Other death-penalty opponents, such as Richard Dieter of the Death Penalty Information Center, see such reduction as "juries' increasing unwillingness to impose the penalty" because of fairness issues "and states' reluctance to pursue the death penalty" because of cost issues. Really? In the years 1990-1991, we sentenced 1.1 percent of our murderers to death. In years 2000-2001, it was 1.2 percent. The "increasing unwillingness" and "reluctance" don't appear that obvious.
From 2000-2003, general support for the penalty increased from 66 to 74 percent. And this is with a virtual media blackout on seven recent studies, all showing a deterrent effect of the death penalty. The most meaningful poll in measuring support is in specific cases. One poll shows 81 percent of Americans supported the execution of Timothy McVeigh, reflecting an all-time support peak.

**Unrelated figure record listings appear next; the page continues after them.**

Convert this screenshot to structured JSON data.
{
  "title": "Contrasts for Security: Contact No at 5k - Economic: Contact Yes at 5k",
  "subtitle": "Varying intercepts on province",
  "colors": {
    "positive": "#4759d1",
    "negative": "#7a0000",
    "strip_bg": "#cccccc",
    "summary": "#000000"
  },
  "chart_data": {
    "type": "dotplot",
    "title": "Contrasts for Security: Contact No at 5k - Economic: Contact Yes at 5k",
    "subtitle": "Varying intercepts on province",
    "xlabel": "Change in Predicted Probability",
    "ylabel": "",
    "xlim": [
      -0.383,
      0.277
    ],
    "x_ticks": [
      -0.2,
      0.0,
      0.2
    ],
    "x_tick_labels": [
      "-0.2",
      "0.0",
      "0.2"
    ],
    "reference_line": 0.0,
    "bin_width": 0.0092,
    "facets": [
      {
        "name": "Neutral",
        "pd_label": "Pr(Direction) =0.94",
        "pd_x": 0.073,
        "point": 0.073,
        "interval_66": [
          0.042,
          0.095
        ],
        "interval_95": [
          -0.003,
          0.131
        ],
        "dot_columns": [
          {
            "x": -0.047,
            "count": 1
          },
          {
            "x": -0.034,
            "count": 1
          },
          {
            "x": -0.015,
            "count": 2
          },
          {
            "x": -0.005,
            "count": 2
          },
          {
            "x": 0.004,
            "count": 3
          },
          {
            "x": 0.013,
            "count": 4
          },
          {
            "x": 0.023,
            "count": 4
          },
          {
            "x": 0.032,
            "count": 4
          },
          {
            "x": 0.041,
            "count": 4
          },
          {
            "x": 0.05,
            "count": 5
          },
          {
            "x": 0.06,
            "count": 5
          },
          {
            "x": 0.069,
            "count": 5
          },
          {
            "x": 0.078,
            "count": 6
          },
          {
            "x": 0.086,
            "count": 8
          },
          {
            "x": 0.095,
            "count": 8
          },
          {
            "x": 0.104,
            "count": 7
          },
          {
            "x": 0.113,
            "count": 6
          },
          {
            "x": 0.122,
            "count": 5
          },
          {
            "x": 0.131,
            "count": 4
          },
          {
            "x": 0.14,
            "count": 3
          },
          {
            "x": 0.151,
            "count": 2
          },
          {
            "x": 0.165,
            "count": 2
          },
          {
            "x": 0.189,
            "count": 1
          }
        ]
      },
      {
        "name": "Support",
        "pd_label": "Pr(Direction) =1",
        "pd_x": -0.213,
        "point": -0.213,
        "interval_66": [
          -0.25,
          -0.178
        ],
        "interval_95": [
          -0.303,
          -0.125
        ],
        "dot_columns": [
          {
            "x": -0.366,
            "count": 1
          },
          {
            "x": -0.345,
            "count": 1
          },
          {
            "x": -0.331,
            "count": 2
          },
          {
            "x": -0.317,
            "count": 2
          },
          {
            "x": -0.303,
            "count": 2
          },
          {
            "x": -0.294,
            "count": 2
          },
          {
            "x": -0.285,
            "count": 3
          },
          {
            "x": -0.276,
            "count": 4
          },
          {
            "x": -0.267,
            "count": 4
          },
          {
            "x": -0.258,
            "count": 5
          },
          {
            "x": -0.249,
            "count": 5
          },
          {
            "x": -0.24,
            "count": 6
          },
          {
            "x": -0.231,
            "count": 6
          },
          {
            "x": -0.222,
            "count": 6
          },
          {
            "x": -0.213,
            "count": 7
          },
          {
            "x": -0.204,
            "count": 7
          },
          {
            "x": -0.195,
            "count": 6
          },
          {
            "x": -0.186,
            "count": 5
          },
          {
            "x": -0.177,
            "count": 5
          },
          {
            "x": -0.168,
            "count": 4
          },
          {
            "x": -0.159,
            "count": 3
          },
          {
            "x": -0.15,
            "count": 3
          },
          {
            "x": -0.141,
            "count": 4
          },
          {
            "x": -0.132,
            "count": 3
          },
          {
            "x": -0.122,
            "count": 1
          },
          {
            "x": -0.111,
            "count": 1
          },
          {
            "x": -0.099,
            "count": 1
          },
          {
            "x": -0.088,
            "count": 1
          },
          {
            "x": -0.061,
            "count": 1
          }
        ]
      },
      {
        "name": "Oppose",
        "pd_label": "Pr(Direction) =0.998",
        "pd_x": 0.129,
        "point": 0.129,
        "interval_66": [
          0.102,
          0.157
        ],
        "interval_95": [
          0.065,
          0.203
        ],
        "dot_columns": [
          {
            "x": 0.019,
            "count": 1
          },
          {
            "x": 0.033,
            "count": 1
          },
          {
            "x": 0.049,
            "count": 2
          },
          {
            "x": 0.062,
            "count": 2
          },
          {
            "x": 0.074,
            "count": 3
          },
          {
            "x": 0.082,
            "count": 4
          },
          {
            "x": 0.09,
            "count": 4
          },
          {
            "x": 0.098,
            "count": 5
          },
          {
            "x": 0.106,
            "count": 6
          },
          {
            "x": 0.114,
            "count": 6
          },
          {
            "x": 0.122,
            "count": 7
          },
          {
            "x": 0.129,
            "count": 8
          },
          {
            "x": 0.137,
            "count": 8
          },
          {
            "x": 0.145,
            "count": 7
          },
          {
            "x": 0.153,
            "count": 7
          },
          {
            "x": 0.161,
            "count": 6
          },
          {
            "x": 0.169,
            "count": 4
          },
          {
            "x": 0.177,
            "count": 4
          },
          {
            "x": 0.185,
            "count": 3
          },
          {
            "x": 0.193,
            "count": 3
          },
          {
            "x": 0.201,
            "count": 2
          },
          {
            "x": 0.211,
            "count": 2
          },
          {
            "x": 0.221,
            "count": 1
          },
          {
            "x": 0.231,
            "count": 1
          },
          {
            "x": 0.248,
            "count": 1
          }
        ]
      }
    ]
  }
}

They did so for only one reason: justice.
Dudley Sharp
Houston
Resource Director, Justice For All
Thank you for your Sept. 8 editorial "Death-Penalty Mistakes." It has long troubled me that the United States continues to be among the few advanced nations that apply the death penalty. I believe it to be a barbaric practice. I am convinced the basic rationale for capital punishment is vengeance, as the editorial states. There is virtually no scholarly evidence that it lessens crime. I hope to see the day that it will be found unlawful under the US Constitution.
Franklin W. Dunlap
Laguna Hills, Calif.
Regarding your Sept. 5 article "As prisoners age, should they go free?": My concern is what happens to these people on the outside? Many aren't eligible for Social Security and Medicare and would be a burden on their families. This needs to be considered case by case. Just because someone is 70 doesn't mean he isn't a danger.
Barbara Gill
Edgewater, Colo.
I have done seven years in the Florida state prisons, and I feel that elderly inmates should be released. They do not get the kind of care in prison that they need, and I don't feel that they are a threat to the community. They should be able to go home and spend their last few years with their families. It is cruel to keep them in prison, where they don't get proper medical care. They are treated the same way as all other inmates; they are made to do the same jobs, and they have to stand in very long lines at the canteen in the heat for long periods of time. There is so much more that goes on inside that people don't realize.
Tammy Baggett
Pinellas Park, Fla.
Regarding the Sept. 5 Opinion piece "A summer epiphany: With tech toys, less is more": At last, a voice of reason amid the maddening hubbub of techno-madness. I was about to throw out the cellphone, computer, remotes, and Internet until I read Jerry Lanson's piece. It's all about self- discipline. We have to learn to say, "That's it," and switch off. We do not have to be connected all the time.